Ancora ancora lontano l’intesa sull’accordo quadro per il distretto del Nord del pomodoro da industria. La parte agricola giudica irricevibile la proposta presentata nei giorni scorsi dagli industriali e sostanzialmente invariata rispetto a gennaio. Confagricoltura Piacenza esprime forti perplessità: “A causa dei costi di produzione enormemente lievitati e per la siccità imperante, molti agricoltori hanno deciso che non incrementeranno le superfici e stanno addirittura valutando se valga la pena o meno ridurle. Nelle scelte di questi giorni influisce anche l’incertezza sull’accordo quadro. Davvero non si comprende l’atteggiamento della parte industriale che evidenzia i costi della trasformazione senza tenere in dovuto conto che sono aumentati, in percentuale ben più ampia, anche i costi di coltivazione, come è stato riconosciuto nei paesi competitor che hanno chiuso accordi con prezzi di riferimento più alti rispetto a quelli che gli agricoltori italiani si sono sentiti proporre. Oltretutto in Spagna i costi di lavorazione sono più contenuti, per un minor costo di gasolio ed energia e di manodopera. Il pomodoro italiano è inoltre l’unico ad essere realizzato tutto in regime di lotta integrata, il che presuppone un ulteriore incremento dei costi di produzione, ma anche la garanzia di un prodotto considerato top quality a livello globale. Le industrie monetizzano questo plus, a cui dovrebbero rinunciare se decidessero di lavorare una materia prima diversa da quella nazionale e non si vede perché gli oneri e i rischi per garantire il massimo della qualità debbano invece ricadere solo sulla parte agricola. Tanto è vero questo che negli anni precedenti il prezzo spagnolo è sempre stato inferiore a quello italiano”.

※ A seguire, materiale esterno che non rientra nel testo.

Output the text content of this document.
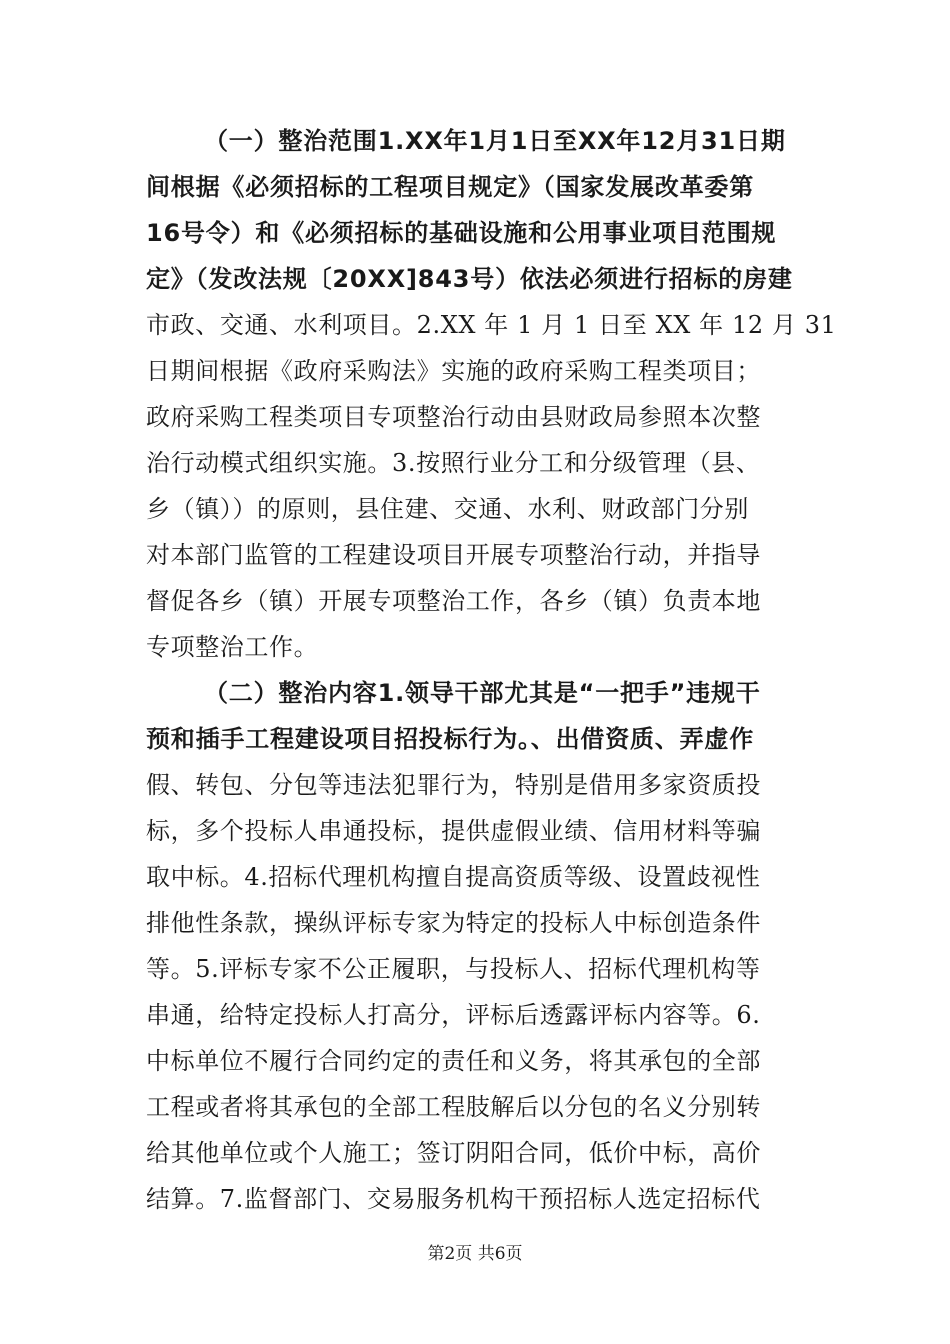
（一）整治范围1.XX年1月1日至XX年12月31日期
间根据《必须招标的工程项目规定》（国家发展改革委第
16号令）和《必须招标的基础设施和公用事业项目范围规
定》（发改法规〔20XX]843号）依法必须进行招标的房建
市政、交通、水利项目。2.XX 年 1 月 1 日至 XX 年 12 月 31
日期间根据《政府采购法》实施的政府采购工程类项目；
政府采购工程类项目专项整治行动由县财政局参照本次整
治行动模式组织实施。3.按照行业分工和分级管理（县、
乡（镇））的原则，县住建、交通、水利、财政部门分别
对本部门监管的工程建设项目开展专项整治行动，并指导
督促各乡（镇）开展专项整治工作，各乡（镇）负责本地
专项整治工作。
（二）整治内容1.领导干部尤其是“一把手”违规干
预和插手工程建设项目招投标行为。、出借资质、弄虚作
假、转包、分包等违法犯罪行为，特别是借用多家资质投
标，多个投标人串通投标，提供虚假业绩、信用材料等骗
取中标。4.招标代理机构擅自提高资质等级、设置歧视性
排他性条款，操纵评标专家为特定的投标人中标创造条件
等。5.评标专家不公正履职，与投标人、招标代理机构等
串通，给特定投标人打高分，评标后透露评标内容等。6.
中标单位不履行合同约定的责任和义务，将其承包的全部
工程或者将其承包的全部工程肢解后以分包的名义分别转
给其他单位或个人施工；签订阴阳合同，低价中标，高价
结算。7.监督部门、交易服务机构干预招标人选定招标代
第2页 共6页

“Una delle obiezioni portate dall’industria al tavolo – sottolinea l’associazione degli agricoltori - è il paventato crollo dei consumi a fronte di un adeguamento del prezzo finale, ma il mercato, proprio con i recenti adeguamenti di prezzo, ha dimostrato che i prodotti basici, come i trasformati di pomodoro, esprimono una domanda piuttosto rigida, che flette poco rispetto alle variazioni di prezzo, tutt’al più fluttua dall’horeca ai consumi domestici e le industrie hanno, in ogni modo, la possibilità di stoccare le produzioni se non ci sono le condizioni per una vendita ottimale, mentre gli agricoltori, una volta che il prodotto è in campo non possono né ritardare né invertire la marcia e sostengono dei costi che in caso di una cattiva annata non recupereranno. A ciò si aggiunga che la materia prima eccellente consente di arrivare a un plusvalore sul prodotto finito rivalutato dell’85% rispetto a quanto riconosciuto per la materia grezza, sarebbe un peccato non far cogliere a tutta la filiera e con ciò anche ad ogni sua componente, l’opportunità di sfruttare i mercati in questo momento così tonici”.
Confagricoltura Piacenza dichiara perentoriamente: “In mancanza di un prezzo di riferimento che riconosca tutti gli elementi, portare a termine la coltivazione con la certezza di lavorare in perdita, quest’anno in particolare, rischia di far saltare i bilanci delle aziende. La programmazione della campagna sta andando avanti e le piantine di pomodoro sono già state in buona parte ordinate, ma senza un prezzo adeguato, con i costi che si prospettano, con le rese attese in calo a causa della mancanza d’acqua, con la necessità di calibrare con il bilancino i fattori produttivi per costo e super regolamentazione, potrebbe essere un danno minore gettare le piantine e rinunciare alla coltivazione almeno di una parte delle superfici.”.
“Auspichiamo davvero – conclude Confagricoltura Piacenza – che la filiera dimostri responsabilità e riesca a trovare una quadra definendo un prezzo che consenta a tutti lavorare. Questa è sicuramente, più di altre una campagna, in cui è necessario riaffermare che le Op devono detenere il possesso del prodotto rivendicando il loro ruolo per una programmazione rigida dei quantitativi in fase di trattativa e nel corso di tutta la stagione”.